Elvi felt confused. She’d imagined several versions of this conversation, but none of them had involved ignoring her fears and changing the subject. She wasn’t sure what to do.

“Well, um . . . it’s not exactly like that. The cells in his brain are all still intact. Cortázar changed the way they function. Regrowing tissue means finding areas that are compromised and encouraging new cells to build there.”

“If we intentionally damaged his brain and pumped in normal cell lines, would he grow back?”

“I’m sorry?”

“Burn out his hippocampus, regenerate it. Then his occipital lobe or whatever.
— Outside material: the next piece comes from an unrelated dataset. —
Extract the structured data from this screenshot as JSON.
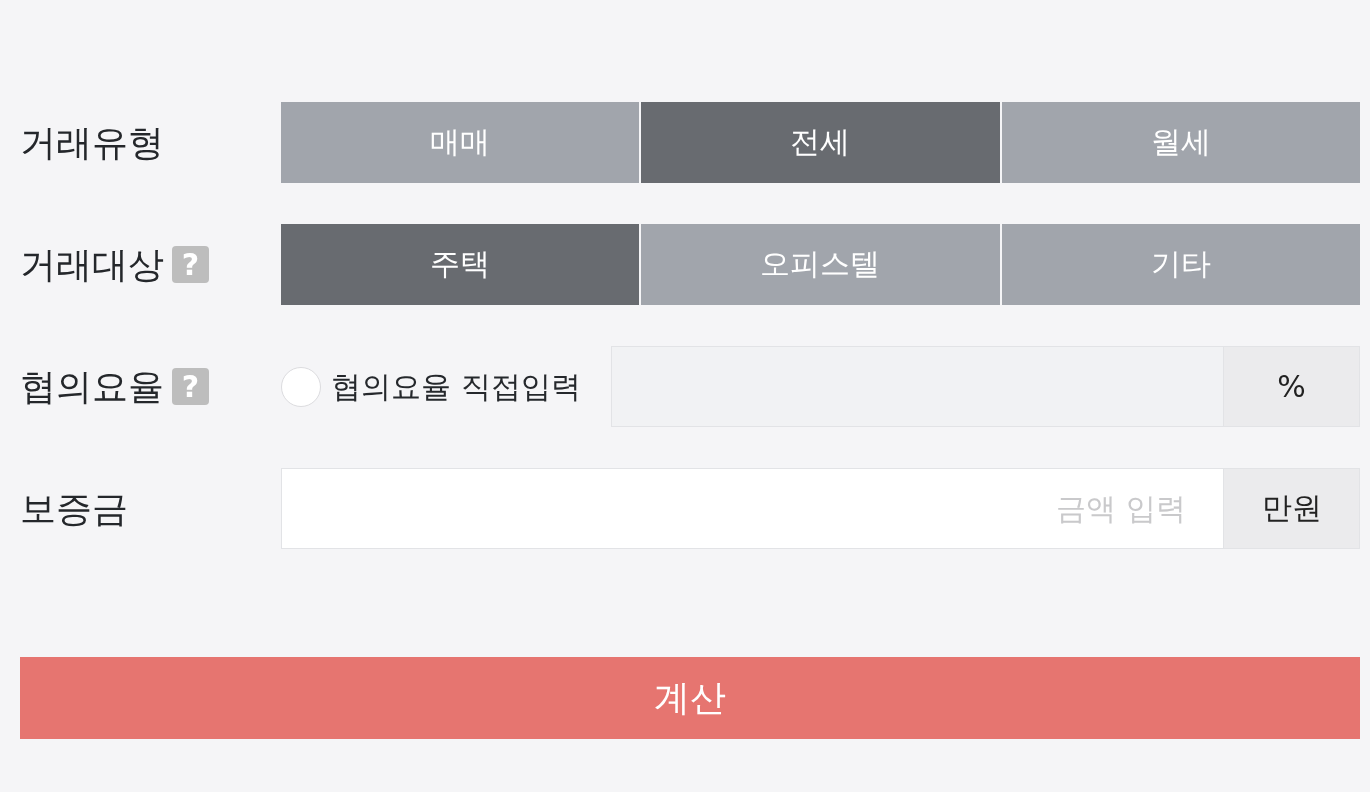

Go through him part by part, kill what’s there and replace it with fresh tissue that works like normal human flesh, and build him back up that way. Would that work?”

“I . . . I don’t know,” Elvi said. “That’s the Ship of Theseus question. Whether, when you replace all the individual parts of something, you still have the same thing. That’s philosophy. But even then, regrowing central nervous systems is tricky work. We’d want to talk to medical doctors. Physicians. I’m a biologist.”

“Cortázar did it.”

“Cortázar is deeply, deeply ethically flawed,” Elvi said. “I’m pretty sure he was using Duarte as an animal model to work the kinks out for his own treatment in the future, and I think he’s planning to sacrifice Teresa too. That’s what I’m here telling you.”

“What about the things that attacked the ring space? Can we say definitively whether they do or don’t pose an ongoing threat? If I park another ship where Medina used to be, is it going to get eaten? Or are we safe as long as we don’t blow up any more neutron stars?”

Elvi didn’t mean to laugh. It just happened. Trejo’s professional demeanor slipped for a moment, and she saw the rage and despair underneath it.

“How would I possibly know that?” she said. Her voice was louder than she’d meant it to be, but she didn’t rein herself in. “I don’t know what they are or how they ate the ships they did. Have we had reports? Do we have data? I can’t do anything but speculate without that. And what does any of that have to do with Teresa Duarte?”

Trejo went to his desk, called up a fresh window, and shifted it to her hand terminal. She looked at the images there. She recognized the Heart of the Tempest. It was the most iconic Laconian ship there was. The images had the hyperreal quality of optical telescopy that had been stabilized and enhanced. A few glittering sparks appeared around it.